Admissible

“Pertinent and proper to be considered in reaching a decision.” Evidence that is “of such a character that the court or judge is bound to receive it; that is, allow it to be introduced.” (Black’s Law Dictionary). “The evidence that a trial judge may allow in at a trial for the judge or jury to consider in reaching a decision” (Nolo’s Law Dictionary). Admissible is sometimes also spelled as admissable. Both are technically correct in English, though admissible is generally accepted as the proper form (and most commonly used spelling), of the word.

Example Sentence

After looking it over and hearing both sides argue as to its pertinence, the judge determined that the piece of evidence was admissible, and thus added it to the rest of the evidence.

Case Study

Dale had recently experienced a traumatic car crash as a result of a drunk driver.  Though the evidence seemed obvious, Dale hired Kyle, a personal injury lawyer, who was able to obtain the past driving record and chemical tests of the drunk driver. Kyle knew exactly what to get because he knew what evidence would be admissible in court and what would not be allowed. In the end, Kyle won the case securing Dale enough money to allow him to recover from the whiplash and other injuries sustained from the accident.

Other Important Information

“To be admissible in court, the evidence must be relevant (i.e., material and having probative value) and not outweighed by countervailing considerations (e.g., the evidence is unfairly prejudicial, confusing, a waste of time, privileged, or based on hearsay)” (Cornell Law School). There are several specifics on what pieces of evidence are admissible in Utah auto cases (Utah Auto Law)

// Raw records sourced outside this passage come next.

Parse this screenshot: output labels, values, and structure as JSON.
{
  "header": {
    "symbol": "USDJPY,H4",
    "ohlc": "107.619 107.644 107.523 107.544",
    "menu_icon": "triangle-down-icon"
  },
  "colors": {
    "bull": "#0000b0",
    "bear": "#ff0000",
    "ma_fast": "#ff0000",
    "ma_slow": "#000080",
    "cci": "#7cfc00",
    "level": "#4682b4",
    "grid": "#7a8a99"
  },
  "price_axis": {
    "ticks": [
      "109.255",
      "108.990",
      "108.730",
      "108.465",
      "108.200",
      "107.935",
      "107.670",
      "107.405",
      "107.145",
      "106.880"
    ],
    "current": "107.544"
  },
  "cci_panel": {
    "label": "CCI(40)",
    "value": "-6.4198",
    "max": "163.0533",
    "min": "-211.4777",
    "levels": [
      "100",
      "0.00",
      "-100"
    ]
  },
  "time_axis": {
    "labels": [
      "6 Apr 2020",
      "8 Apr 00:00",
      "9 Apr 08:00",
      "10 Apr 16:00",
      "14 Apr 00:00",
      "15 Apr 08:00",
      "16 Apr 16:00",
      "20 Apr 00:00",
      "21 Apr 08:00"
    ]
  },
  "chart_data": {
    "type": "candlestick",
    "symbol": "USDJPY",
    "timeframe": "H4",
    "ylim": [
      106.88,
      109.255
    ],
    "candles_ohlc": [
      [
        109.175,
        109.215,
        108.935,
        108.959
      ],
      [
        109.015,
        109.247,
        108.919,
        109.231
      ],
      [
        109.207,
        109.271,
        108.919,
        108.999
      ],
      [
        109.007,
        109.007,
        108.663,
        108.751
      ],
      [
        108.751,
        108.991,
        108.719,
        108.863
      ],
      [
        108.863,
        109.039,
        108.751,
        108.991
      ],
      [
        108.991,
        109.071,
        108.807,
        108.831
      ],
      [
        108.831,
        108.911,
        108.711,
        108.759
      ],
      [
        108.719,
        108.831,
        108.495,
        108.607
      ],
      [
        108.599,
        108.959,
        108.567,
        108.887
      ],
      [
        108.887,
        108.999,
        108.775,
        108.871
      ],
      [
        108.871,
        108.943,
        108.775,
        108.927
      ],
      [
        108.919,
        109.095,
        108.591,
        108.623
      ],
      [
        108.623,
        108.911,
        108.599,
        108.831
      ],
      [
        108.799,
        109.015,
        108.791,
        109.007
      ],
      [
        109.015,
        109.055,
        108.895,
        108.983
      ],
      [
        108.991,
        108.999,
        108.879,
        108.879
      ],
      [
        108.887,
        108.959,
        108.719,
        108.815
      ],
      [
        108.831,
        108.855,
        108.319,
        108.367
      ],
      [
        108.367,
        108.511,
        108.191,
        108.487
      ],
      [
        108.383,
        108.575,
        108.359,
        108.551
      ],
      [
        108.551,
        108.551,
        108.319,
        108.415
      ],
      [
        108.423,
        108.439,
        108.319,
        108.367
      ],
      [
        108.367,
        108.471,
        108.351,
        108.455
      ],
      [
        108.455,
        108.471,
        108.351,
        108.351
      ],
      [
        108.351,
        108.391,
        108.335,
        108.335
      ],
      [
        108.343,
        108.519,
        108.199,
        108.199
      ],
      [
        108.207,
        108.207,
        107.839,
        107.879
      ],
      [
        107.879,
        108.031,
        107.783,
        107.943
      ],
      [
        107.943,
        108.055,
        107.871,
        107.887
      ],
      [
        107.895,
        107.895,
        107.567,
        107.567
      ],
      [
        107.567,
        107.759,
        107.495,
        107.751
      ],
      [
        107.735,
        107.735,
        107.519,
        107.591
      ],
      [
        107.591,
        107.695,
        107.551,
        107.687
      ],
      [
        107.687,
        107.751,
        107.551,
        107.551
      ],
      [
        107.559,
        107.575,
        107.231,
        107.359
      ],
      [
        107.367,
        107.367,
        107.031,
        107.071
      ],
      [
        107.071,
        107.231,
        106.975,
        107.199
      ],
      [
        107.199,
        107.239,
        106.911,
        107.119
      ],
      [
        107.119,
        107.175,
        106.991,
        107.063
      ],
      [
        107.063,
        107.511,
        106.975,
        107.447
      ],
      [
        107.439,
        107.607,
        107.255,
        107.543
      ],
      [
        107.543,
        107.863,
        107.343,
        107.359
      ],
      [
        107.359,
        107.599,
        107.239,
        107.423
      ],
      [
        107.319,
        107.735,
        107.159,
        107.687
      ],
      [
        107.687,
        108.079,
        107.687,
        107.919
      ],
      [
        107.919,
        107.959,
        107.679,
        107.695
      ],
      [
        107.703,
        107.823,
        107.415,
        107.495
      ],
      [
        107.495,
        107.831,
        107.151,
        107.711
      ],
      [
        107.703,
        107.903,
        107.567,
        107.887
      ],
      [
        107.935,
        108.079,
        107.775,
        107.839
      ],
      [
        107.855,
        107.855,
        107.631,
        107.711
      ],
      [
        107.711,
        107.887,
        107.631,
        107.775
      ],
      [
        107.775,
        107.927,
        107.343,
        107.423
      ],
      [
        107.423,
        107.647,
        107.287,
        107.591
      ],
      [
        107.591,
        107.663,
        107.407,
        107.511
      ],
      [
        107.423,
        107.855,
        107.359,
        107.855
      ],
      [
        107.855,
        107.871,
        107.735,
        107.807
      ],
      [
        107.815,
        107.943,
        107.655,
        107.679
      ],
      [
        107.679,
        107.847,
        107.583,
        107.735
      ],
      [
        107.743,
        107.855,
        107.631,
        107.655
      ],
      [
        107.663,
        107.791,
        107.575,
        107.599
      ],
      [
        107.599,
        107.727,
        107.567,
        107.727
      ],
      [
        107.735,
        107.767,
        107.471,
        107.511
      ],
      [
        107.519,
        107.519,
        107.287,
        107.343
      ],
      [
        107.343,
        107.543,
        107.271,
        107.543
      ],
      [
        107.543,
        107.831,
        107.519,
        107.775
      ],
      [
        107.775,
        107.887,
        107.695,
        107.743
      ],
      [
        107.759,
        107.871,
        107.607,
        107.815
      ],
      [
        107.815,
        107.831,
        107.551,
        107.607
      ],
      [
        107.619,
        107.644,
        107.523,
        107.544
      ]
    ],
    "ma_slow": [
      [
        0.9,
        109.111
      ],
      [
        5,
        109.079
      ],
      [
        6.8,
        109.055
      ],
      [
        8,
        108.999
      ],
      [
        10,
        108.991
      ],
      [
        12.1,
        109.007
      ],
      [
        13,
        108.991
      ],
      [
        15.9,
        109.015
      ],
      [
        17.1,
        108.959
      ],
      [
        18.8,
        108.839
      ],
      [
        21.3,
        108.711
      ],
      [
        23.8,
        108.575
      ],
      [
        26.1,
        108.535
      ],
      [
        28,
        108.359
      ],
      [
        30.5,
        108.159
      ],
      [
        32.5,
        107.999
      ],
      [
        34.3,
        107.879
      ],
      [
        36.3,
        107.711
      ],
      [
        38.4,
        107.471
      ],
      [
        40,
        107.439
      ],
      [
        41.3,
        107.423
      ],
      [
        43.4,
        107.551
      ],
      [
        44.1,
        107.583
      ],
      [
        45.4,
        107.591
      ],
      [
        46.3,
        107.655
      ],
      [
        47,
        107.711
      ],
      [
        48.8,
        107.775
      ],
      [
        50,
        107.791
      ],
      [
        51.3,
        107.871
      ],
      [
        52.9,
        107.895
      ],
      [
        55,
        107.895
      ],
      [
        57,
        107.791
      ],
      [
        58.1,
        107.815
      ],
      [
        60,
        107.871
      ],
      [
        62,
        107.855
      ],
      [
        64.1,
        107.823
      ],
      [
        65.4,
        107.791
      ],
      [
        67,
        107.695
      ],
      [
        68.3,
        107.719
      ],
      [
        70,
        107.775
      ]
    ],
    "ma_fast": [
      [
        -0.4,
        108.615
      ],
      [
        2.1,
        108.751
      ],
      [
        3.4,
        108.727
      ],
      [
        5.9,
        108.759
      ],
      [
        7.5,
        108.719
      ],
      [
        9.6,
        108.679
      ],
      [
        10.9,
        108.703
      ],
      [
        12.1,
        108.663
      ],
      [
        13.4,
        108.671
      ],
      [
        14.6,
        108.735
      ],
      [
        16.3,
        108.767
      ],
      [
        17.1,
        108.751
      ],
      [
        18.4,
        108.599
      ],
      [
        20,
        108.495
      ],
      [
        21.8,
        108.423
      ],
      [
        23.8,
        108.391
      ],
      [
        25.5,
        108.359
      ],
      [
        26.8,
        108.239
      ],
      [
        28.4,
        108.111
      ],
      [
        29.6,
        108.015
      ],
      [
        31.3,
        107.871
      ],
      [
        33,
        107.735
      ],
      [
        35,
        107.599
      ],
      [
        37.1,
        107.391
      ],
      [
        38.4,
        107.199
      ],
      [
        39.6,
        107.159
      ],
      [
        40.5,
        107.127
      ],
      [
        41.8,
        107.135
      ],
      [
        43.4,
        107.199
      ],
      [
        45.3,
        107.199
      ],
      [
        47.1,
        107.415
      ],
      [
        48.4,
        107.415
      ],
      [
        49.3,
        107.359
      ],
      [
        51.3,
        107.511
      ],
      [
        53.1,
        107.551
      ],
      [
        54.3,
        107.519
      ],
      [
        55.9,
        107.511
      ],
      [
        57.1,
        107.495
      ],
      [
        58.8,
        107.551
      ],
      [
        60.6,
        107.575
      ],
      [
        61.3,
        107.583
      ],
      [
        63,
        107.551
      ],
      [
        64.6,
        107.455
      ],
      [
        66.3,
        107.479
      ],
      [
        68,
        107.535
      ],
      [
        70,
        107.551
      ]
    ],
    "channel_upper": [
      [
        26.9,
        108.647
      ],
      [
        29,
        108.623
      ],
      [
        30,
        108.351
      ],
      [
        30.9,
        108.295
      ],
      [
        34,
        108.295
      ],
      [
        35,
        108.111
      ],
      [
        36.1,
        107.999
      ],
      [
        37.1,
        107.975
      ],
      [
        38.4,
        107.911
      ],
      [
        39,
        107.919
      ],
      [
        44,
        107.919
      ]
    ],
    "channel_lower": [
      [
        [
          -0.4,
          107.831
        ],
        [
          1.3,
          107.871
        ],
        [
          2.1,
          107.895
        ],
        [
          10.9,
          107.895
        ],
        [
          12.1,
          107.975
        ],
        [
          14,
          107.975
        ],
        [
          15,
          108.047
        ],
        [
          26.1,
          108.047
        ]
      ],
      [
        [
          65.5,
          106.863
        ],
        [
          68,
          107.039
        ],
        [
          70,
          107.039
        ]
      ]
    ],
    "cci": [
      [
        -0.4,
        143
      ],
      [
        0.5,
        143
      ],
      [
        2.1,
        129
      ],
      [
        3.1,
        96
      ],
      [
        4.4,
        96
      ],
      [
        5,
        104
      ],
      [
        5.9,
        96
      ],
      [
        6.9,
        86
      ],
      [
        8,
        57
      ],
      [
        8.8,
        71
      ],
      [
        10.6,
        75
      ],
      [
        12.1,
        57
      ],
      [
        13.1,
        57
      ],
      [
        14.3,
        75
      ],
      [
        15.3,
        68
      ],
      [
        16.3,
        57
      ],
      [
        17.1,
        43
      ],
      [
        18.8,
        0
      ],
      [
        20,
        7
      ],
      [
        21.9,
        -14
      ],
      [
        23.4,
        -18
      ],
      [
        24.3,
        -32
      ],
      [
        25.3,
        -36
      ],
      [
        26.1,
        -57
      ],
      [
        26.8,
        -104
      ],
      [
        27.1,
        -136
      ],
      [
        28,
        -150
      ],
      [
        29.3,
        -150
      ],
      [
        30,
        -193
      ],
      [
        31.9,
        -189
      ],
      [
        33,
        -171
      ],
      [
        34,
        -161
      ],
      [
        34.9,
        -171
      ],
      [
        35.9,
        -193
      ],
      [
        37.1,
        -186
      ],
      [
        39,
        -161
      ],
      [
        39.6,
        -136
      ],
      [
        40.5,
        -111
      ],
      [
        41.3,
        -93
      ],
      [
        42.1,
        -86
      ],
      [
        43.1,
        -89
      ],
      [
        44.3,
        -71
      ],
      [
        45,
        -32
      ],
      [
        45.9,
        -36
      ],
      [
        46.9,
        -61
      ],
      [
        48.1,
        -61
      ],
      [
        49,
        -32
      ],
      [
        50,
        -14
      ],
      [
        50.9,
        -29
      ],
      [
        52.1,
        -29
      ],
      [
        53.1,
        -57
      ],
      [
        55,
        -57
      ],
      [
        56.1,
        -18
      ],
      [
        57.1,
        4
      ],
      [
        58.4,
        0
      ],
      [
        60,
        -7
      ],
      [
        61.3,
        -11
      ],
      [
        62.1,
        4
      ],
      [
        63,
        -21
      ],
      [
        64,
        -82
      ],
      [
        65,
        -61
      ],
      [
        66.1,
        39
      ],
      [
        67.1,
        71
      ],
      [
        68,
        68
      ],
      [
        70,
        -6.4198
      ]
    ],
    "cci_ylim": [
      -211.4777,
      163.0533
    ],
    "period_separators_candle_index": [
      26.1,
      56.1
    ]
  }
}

Examples of Evidence that is admissible includes:

  •  Mortality or annuity tables;
  •  Surveillance videos contradicting the defendant’s injury claims;
  •  Crash films simulating what the crash would have looked like are admissible upon certain conditions;
  •  Evidence of profanity or uncooperative and threatening conduct prior to the accident to prove intoxication;
  •  Results of chemical tests showing that drugs or alcohol were used by the driver (41-6a-516).
  •  The cost of replacing you as the owner of a business in determining lost earnings;
  • Lost earning based on profits from the company that come from others or use of capital; and
  • The amount of money awarded in a prior injury settlement.
  • Evidence that the defendant gave, offered, or promised to pay medical expenses to show liability for the injury;

As you can see, the type of evidence that is allowed or not is very complicated. The best approach is to hire an attorney with the experience and competence to navigate your case and help you win a fair settlement.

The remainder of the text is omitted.